When communism collapsed, macroeconomic chaos prevailed. In late 1991, salespeople stood behind the counters of the large Moscow grocery stores, but they had absolutely nothing to sell. Even the last inedible fish and vegetable conserves had been sold out. Long lines lingered outside other shops that had received some substandard meat. The lines could last for days, and entrepreneurial organizers distributed numbers to the queuing public, but the produce distributed could scarcely pass for meat. Some kolkhoz (collective farm) markets that sold private produce existed, but they were few, and their prices were several times higher than the official state prices.

In the Russian language, the verbs buy and sell had been replaced by take and give, showing how unequal Russians perceived the exchange between goods and money. People stopped going to work because they could not use the money they earned, and they needed the time for queuing. Inflation in the Soviet Union had exceeded 100 percent in 1991. Life was hell.

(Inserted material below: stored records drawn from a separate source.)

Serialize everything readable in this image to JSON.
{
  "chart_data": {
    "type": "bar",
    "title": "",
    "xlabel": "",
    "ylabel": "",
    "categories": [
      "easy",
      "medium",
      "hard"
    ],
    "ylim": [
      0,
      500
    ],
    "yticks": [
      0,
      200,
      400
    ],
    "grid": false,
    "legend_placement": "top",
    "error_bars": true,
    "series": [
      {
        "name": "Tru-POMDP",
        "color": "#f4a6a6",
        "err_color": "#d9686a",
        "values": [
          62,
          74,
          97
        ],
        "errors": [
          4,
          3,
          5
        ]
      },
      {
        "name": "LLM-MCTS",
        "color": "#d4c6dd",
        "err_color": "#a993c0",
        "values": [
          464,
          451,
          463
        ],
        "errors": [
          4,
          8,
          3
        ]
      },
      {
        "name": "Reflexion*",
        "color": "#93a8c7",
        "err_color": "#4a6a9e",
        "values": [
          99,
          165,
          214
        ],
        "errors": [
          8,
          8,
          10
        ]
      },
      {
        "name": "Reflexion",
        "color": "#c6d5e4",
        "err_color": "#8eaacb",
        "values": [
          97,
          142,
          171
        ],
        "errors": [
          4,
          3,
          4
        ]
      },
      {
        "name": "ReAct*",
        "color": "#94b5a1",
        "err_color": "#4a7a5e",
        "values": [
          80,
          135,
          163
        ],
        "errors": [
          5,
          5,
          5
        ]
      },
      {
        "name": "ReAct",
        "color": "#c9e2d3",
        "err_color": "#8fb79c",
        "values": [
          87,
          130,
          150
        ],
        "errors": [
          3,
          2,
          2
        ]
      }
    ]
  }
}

The imbalances were such that prices had to be deregulated, but when they finally were, they skyrocketed in almost all transition countries. The first section of this chapter offers an overview of how extreme inflation actually was. Many major steps had to be taken to achieve reasonable price stability. The second section makes the point that national currencies had to be established. Third, fiscal policy had to be tightened. Fourth, monetary policy also had to be made strict. Fifth, the exchange rate had to be unified and devalued to become competitive. Sixth, a new tax policy was needed. Alas, these tasks were complex, and the local knowledge of macroeconomics was minimal. The very institutions of macroeconomic policy had to be built or rebuilt. The dramas of financial stabilization engaged all. The main outside actor became the International Monetary Fund (IMF), which played the key role of providing advice on and funding for macroeconomic stabilization.